How data classification works

Introduction: What is data classification

If you want to protect specific data in your company, you need a way to identify it first. Data classification lets you define what data should be treated as sensitive (for example, personal information, credit card numbers, or data produced by specific applications, etc.). You can then use these classifications in protection policies to detect and secure sensitive files and related activity.

How Safetica classifies data

Safetica can classify files based on one or more of the following approaches:

Sensitive content: Search for sensitive content in files. Each file is analyzed whenever it's altered, so classifications stay current.
Origin and context: Classify data based on where the file came from or how it was created/transferred (for example, if it was transferred at any point from a specific application, file path, or website). Useful in cases, where sensitive materials are non-textual (like technical drawings), and their origin can be a defining factor. Files stored in specific locations, downloaded from certain websites, or exported from designated applications can be classified accordingly .

🍏MacOS devices: Exports from designated apps are currently not supported on macOS. Learn more about feature differences between Windows and macOS here.

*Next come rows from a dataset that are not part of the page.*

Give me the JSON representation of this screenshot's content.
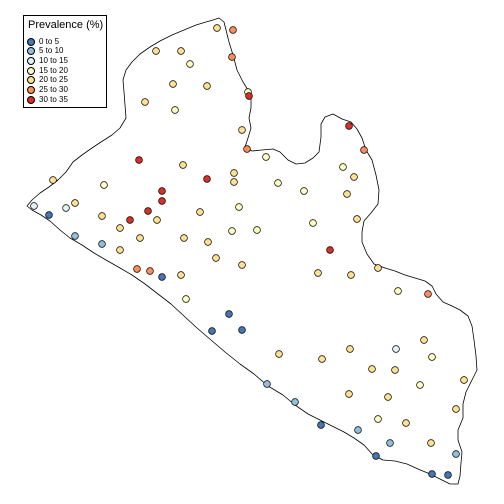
{
  "legend": {
    "title": "Prevalence (%)",
    "classes": [
      {
        "label": "0 to 5",
        "color": "#4575b4"
      },
      {
        "label": "5 to 10",
        "color": "#91bfdb"
      },
      {
        "label": "10 to 15",
        "color": "#e0f3f8"
      },
      {
        "label": "15 to 20",
        "color": "#ffffbf"
      },
      {
        "label": "20 to 25",
        "color": "#fee090"
      },
      {
        "label": "25 to 30",
        "color": "#fc8d59"
      },
      {
        "label": "30 to 35",
        "color": "#d73027"
      }
    ]
  },
  "map": {
    "country": "Liberia",
    "points_count": 95
  }
}
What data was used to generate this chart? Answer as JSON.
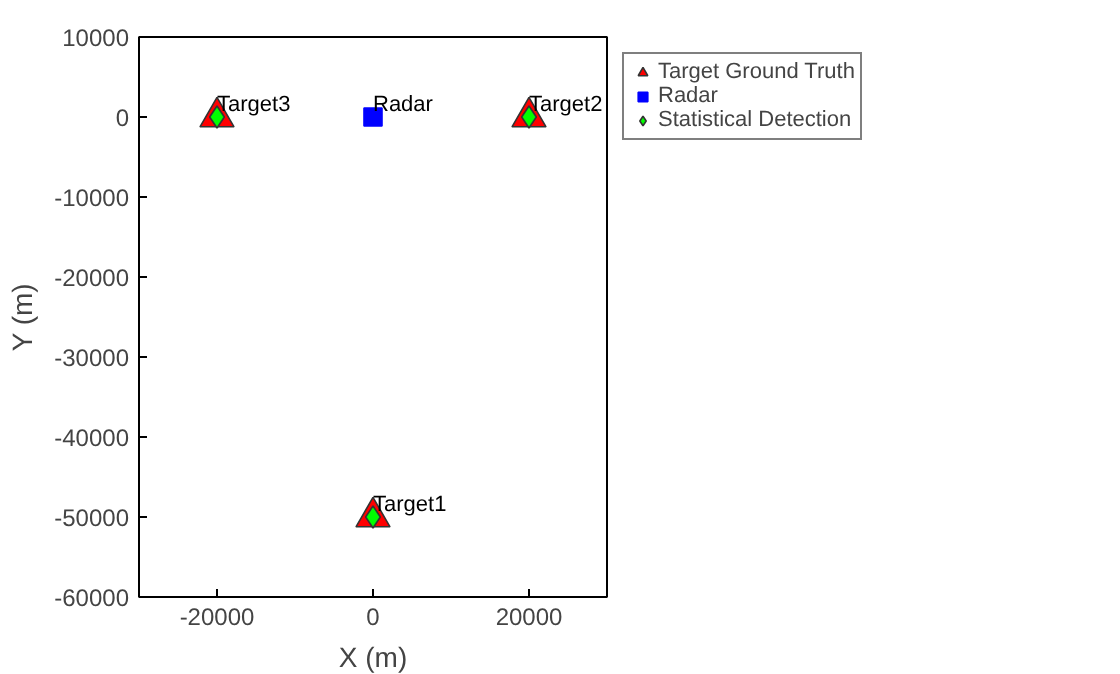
{
  "chart_data": {
    "type": "scatter",
    "xlabel": "X (m)",
    "ylabel": "Y (m)",
    "xlim": [
      -30000,
      30000
    ],
    "ylim": [
      -60000,
      10000
    ],
    "xticks": [
      -20000,
      0,
      20000
    ],
    "yticks": [
      -60000,
      -50000,
      -40000,
      -30000,
      -20000,
      -10000,
      0,
      10000
    ],
    "grid": false,
    "legend": "top right",
    "series": [
      {
        "name": "Target Ground Truth",
        "color": "#ff0000",
        "marker": "triangle",
        "x": [
          0,
          20000,
          -20000
        ],
        "values": [
          -50000,
          0,
          0
        ]
      },
      {
        "name": "Radar",
        "color": "#0000ff",
        "marker": "square",
        "x": [
          0
        ],
        "values": [
          0
        ]
      },
      {
        "name": "Statistical Detection",
        "color": "#00ff00",
        "marker": "diamond",
        "x": [
          0,
          20000,
          -20000
        ],
        "values": [
          -50000,
          0,
          0
        ]
      }
    ],
    "annotations": [
      {
        "text": "Target1",
        "x": 0,
        "y": -50000
      },
      {
        "text": "Target2",
        "x": 20000,
        "y": 0
      },
      {
        "text": "Target3",
        "x": -20000,
        "y": 0
      },
      {
        "text": "Radar",
        "x": 0,
        "y": 0
      }
    ]
  }
}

3. File type: Limit classification to specific file types. You can refine the approaches above by specifying file types. This reduces noise by limiting classification to formats that are likely to contain the sensitive information you care about.
4. Existing third-party classification: Safetica Client can recognize metadata classifications produced by third-party classification tools and apply corresponding protection policies to those files.

All these approaches can be combined in one data classification.

Examples from common use cases:

HR: Protect CVs of applicants by defining text patterns that determine sensitive files (most common names, typical keywords used in CVs, etc.).
Healthcare: Protect patient personal data using built-in algorithms for many countries’ ID numbers.
Engineering: Protect drawings that are hard to classify by content by classifying files stored in a specific shared location (for example a network share used for drawings).

How protection policies evaluate data classifications

No priority among data classifications: Data classifications are not prioritized, they are ordered alphabetically. Classifications are evaluated and protection is determined by linked protection policies and their priority.
A protection policy can specify the behavior for any number of data classifications. If a policy contains multiple data classifications, the policy applies to ALL of them using OR logic.

In practice: If any of the classifications linked to a policy matches, the policy is applied.

Destination support: Protection policies support the same destinations and situations for all data types, with these exceptions:

A pure file property data classification cannot control:
- Print
- Clipboard (including clipboard in RDP)
- Screen sharing
The Git destination type is limited to data policies that target all data (git cannot be used with a specific data classification).

Protection policies are available for macOS, but there may be differences in behavior between Windows and macOS for some capabilities.

Content analysis settings apply globally across data classifications:
- Which file types are analyzed for sensitive content
- Whether OCR is enabled and for which languages

ZIP archives: Classification survives .zip compression.
- If sensitive files are compressed into a .zip, the .zip file becomes sensitive.
- All policies and classifications applied to the individual files are applied to the .zip file as well

Current scope and future direction

Safetica’s goal is to use all kinds of info we collect during a file’s lifecycle to further improve the robustness of our DLP and risk assessment, including support across varied storage locations (for example cloud storage, network shares, and macOS devices). The end-goal is to collect info and provide protection like this:

Planned focus areas include:

Ensuring classification survives cross-device transfers and transformations regardless of file type.
Collecting and correlating information across devices and cloud services to improve visibility and response to advanced threats.

How to work with data classification

Data classification in action

Want to see Data classification in action? Watch the video below to learn how data classification works in Safetica:

In the Data classification section, you can:

Review existing data classifications:
- See when they were last edited.
- Enable/disable classifications.
- Choose from predefined classifications prepared by Safetica (learn more here).
Data discovery settings: Select on which devices and file paths Data discovery should search for sensitive files. Learn more about setting up Data discovery here.
Content analysis settings (global):
1. Select which file types are analyzed for sensitive content. Learn more here.
2. Configure OCR. Learn more about OCR here.
Create new: Create a new data classification and your own rules from scratch. Learn more here.
Use templates: Start from Safetica’s predefined data classification templates and adjust them as needed. Learn more here.

✍️If you want to learn how to use data classifications in policies, read this article.

FAQ

Q: Can Safetica classify databases?

A: Yes, a database file can be classified.

Q: Can Safetica integrate with existing data classification systems for content fingerprinting?

A: No, Safetica does not support content fingerprinting and does not integrate with content fingerprinting systems.

Q: Can Safetica scan/crawl network shares to classify files stored there?

A: No, that is usually not needed. Files are classified locally when a user downloads them from the network share to work with them.

Q: What file systems are supported for classifying files on network shares?

A: All network shares using the Samba protocol are supported.